Mimo wszystko: chcemy zaatakować dwa pierwsze miejsca. Mistrzostwo z Juve
byłoby oczywiście marzeniem!
Załóżmy, Juve zakwalifikuje się do Ligi Mistrzów. Czy liczy Pan na ponowne
spotkanie z Bayernem? Może podczas finału w Rzymie?
(śmiech) To byłoby marzeniem!
Droga ku temu jest jednak długa. Teraz myślę o kwalifikacjach i meczu z
Artmedią Petrzalką (pierwszy mecz 4:0 – przyp. red.). Jeśli nam się uda, to osiągniemy
pierwszy cel sezonu. Po tym, będę mógł powiedzieć więcej. Teraz chcemy jednak wygrać
obydwa spotkania.
W czym Serie A różni się najbardziej w porównaniu z Bundesligą?

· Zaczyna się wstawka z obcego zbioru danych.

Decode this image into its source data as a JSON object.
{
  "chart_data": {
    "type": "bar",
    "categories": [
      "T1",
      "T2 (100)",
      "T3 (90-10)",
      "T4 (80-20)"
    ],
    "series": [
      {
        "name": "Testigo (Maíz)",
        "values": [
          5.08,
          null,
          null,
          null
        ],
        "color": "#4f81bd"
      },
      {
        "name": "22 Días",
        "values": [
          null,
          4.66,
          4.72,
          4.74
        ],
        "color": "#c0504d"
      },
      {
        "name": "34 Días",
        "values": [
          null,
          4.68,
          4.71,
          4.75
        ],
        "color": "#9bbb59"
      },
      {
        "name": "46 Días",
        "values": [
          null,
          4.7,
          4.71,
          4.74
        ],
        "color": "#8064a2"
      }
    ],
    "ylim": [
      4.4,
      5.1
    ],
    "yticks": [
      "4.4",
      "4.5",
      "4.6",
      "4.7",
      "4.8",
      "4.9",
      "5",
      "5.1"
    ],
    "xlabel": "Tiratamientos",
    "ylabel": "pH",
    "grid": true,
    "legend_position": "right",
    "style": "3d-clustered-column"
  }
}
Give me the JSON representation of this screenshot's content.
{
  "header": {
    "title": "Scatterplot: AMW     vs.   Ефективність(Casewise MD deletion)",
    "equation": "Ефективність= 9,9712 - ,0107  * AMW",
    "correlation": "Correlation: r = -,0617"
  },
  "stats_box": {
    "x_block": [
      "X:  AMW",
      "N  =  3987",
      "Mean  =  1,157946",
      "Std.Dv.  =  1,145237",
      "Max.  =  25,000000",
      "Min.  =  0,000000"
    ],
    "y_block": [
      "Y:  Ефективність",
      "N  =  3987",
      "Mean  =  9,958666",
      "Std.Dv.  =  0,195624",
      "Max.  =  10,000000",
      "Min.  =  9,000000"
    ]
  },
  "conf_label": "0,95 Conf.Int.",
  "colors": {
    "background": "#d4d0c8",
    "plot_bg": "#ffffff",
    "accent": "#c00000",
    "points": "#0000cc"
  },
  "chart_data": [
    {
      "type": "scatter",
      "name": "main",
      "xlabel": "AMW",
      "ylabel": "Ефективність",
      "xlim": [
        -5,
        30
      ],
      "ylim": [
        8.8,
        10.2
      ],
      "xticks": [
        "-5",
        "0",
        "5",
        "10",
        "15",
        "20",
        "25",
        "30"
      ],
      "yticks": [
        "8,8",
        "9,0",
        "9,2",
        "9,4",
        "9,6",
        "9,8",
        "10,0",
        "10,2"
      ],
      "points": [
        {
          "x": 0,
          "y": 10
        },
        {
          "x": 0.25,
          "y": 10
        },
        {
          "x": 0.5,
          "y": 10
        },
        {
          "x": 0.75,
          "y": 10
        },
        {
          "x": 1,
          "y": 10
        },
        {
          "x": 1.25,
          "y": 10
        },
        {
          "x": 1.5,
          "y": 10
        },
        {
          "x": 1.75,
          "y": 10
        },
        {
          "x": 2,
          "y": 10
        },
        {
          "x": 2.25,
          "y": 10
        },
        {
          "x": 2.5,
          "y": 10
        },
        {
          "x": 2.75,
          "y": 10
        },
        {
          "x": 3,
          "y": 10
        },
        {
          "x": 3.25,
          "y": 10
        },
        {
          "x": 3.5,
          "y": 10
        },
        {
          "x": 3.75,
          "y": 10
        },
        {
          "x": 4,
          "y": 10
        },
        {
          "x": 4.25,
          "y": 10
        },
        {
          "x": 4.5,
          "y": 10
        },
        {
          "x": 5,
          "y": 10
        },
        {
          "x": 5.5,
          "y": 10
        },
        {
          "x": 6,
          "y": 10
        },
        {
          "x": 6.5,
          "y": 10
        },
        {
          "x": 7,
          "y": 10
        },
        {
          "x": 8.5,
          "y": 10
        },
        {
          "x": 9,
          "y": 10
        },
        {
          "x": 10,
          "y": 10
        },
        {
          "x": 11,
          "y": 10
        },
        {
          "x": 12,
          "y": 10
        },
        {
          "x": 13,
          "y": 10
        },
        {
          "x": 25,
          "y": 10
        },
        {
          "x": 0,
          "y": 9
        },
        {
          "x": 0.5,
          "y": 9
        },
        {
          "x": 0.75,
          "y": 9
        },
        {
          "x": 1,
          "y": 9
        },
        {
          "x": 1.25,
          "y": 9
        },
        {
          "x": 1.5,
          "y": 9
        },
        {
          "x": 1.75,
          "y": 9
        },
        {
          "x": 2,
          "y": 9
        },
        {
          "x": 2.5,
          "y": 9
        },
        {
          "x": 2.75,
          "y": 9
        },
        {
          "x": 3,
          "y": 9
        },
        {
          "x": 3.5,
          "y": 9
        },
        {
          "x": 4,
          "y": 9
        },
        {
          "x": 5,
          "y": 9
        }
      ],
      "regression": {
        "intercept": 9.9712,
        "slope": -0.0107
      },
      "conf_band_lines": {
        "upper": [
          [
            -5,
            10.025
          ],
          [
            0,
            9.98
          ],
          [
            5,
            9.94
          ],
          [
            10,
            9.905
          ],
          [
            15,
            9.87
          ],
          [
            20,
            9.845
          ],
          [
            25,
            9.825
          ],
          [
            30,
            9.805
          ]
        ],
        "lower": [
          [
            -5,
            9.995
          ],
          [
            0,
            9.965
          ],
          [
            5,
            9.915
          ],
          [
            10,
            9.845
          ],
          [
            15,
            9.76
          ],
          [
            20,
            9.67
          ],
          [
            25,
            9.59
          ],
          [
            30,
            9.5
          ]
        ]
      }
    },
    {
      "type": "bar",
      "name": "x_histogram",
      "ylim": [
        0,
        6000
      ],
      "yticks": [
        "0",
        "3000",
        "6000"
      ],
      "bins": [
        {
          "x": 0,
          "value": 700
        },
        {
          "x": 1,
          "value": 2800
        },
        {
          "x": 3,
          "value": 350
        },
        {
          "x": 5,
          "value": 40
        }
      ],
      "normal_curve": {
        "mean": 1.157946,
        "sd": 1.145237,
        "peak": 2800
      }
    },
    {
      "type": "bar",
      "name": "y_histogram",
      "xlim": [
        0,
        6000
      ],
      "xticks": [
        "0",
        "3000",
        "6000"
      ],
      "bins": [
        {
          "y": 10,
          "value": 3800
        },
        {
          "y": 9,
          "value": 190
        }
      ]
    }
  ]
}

W Serie A największą wagę kładzie
się na taktykę. Minusem Serie A są stadiony. Każdy piłkarz grający we Włoszech
zazdrości nowoczesnych stadionów w Niemczech. Stadiony we Włoszech nie są po
prostu dostosowane do dzisiejszych realiów.
Czy śledzi Pan w dalszym ciągu Bundesligę?
Pewnie!
Czy przywita Pan ponownie kibiców w Niemczech – może przed zakończeniem
kariery?
Mam z Juve kontrakt do 2011 roku.
Wtedy będę miał34,5 lat. Wtedy trzeba się zastanowić, co można jeszcze zdziałać.
W każdym bądź razie będzie coraz ciężej(śmiech). Będę grał tak długo, jak mi na
to zdrowie pozwoli. Dochodzą młodzi, błyskotliwi, szybcy piłkarze. Chce wypełnić
mój kontrakt z Juve, później pomyślimy co dalej.